If the Client is a trader
- a marginal defect shall generally not constitute claims for defects,
- the Seller may choose the type of subsequent performance,
- the limitation period shall not recommence, if a replacement delivery is carried out within the scope of liability for defects.
For traders, the aforementioned limitations of liability and the restrictions of limitation periods in Section 6.2 do not refer to claims for damages and reimbursement
of expenses that the buyer may assert due to statutory provisions for defects according to Section 7.
The forwarding agent has to be immediately notified by the Client of any obvious transport damages and the Seller be informed accordingly. Should the Client fail to comply therewith, this shall not affect his/her statutory or contractual claims for defects.

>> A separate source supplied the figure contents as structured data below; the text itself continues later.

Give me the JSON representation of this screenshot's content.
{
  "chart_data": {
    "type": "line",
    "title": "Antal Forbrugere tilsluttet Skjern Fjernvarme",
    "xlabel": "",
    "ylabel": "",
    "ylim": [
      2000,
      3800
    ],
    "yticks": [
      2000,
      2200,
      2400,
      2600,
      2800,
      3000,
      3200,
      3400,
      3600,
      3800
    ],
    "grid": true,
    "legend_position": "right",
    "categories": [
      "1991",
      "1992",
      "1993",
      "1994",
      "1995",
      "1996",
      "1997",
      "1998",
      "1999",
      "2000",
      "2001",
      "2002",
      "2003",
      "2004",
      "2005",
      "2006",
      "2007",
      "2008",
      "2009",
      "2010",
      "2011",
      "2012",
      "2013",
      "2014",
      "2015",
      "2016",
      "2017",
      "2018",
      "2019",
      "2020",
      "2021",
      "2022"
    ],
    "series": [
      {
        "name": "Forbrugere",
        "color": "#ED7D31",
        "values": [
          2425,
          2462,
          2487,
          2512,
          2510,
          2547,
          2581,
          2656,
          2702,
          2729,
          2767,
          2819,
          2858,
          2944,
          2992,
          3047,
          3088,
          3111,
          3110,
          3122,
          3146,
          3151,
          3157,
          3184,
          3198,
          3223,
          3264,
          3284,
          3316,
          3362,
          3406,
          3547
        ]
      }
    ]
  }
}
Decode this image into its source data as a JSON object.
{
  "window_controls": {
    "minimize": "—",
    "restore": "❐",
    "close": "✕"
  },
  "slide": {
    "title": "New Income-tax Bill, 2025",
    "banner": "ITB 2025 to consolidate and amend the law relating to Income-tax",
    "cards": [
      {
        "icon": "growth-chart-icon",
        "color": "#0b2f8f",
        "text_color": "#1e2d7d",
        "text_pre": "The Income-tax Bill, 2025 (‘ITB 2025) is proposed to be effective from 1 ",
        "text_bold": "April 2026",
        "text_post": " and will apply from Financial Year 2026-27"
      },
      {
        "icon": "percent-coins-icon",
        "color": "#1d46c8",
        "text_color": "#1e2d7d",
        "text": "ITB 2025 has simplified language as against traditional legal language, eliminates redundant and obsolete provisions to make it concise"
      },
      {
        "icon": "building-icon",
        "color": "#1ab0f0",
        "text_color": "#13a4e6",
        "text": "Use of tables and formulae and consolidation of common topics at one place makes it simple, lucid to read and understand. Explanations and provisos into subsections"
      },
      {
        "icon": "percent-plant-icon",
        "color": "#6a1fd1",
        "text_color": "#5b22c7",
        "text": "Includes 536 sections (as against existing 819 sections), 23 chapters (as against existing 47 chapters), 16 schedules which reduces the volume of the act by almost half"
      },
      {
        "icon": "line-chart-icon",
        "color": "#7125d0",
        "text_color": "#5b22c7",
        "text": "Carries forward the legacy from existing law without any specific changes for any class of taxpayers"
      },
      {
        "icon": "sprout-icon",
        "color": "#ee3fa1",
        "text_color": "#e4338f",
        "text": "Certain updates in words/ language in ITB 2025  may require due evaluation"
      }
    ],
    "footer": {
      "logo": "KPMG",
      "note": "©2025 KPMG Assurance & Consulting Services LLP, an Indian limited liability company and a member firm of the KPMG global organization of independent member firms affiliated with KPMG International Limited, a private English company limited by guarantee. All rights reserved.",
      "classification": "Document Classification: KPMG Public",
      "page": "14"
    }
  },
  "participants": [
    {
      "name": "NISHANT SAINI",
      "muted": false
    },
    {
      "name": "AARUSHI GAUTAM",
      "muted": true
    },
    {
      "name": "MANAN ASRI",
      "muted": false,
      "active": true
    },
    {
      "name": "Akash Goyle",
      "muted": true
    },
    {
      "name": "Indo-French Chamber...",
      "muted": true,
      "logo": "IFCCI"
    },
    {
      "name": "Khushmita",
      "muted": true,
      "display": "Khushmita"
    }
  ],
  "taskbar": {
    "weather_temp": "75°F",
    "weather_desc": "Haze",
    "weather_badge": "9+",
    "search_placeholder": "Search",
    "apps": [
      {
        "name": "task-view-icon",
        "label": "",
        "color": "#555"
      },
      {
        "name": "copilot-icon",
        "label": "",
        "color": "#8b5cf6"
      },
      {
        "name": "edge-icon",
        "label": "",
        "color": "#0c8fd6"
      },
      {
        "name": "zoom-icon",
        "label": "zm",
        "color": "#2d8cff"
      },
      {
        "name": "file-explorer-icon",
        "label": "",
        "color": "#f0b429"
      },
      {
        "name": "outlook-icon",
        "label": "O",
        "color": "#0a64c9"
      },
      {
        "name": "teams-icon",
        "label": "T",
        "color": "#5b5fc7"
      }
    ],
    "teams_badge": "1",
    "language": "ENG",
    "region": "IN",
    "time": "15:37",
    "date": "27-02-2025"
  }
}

Should supplementary performance be rendered by means of replacement delivery, the Client is obliged to resend the initially delivered goods to the Seller within 30 days at the Seller’s expense. For return shipment of deficient goods statuary provisions shall apply.
The Seller shall be liable for any contractual and quasi-contractual claims and for claims of liability in tort regarding damages and effort compensation as follows:
The Seller shall face unlimited liability
- in case of intent or gross negligence,
- in case of injuries of life, body or health resulting from intent or negligence,
- in case of a promise of guarantee, unless otherwise provided,
- in case of liability resulting from mandatory statutory provisions such as the product liability and safety law.
Provided that the Seller negligently infringes an essential contractual duty, the liability to pay damages shall be limited to the foreseeable, typically occurring damage, unless unlimited liability applies pursuant to Section 7.1. Essential contractual obligations are obligations the contract imposes on the Seller according to its content to meet the purpose of the contract and whose fulfillment is essential for the due and proper implementation of the contract and on the fulfillment of which the Client can regularly rely.
For the rest the Seller’s liability is excluded.
The aforementioned provisions on liability apply also for the Seller’s liability regarding his legal representatives and vicarious agents.
8) LAW AND JURISDICTION
The law of the Grand-Duchy of Luxembourg shall apply to any contractual relations between the parties, excluding the UN-Convention on Contract for the International Sale of Goods. For consumers this choice of law is applicable only insofar as the provided protection has not been withdrawn due to compelling provisions of the State in which the Client has his usual place of residence.
Furthermore, this choice of law regarding the right to cancel does not apply to consumers, who are not nationals of a member state of the European Union at the time of concluding the contract and whose exclusive domicile and delivery address are located outside of the European Union at the time of concluding the contract.
If the Client is a registered trader, a legal entity of public law or of special fund under public law having its seat in the territory of Grand-Duchy of Luxembourg, the exclusive jurisdiction for all disputes arising out of this contract is the Seller’s registered office. If the Client is domiciled outside of the territory of the Grand-Duchy of Luxembourg, the registered office of the Seller will be the exclusive jurisdiction for all disputes arising out of this contract provided that the contract or claims arising out the contract can be attributed to the professional or commercial activity of the Client. In this case, the Seller is also entitled to invoke the court at the place of business of the Client.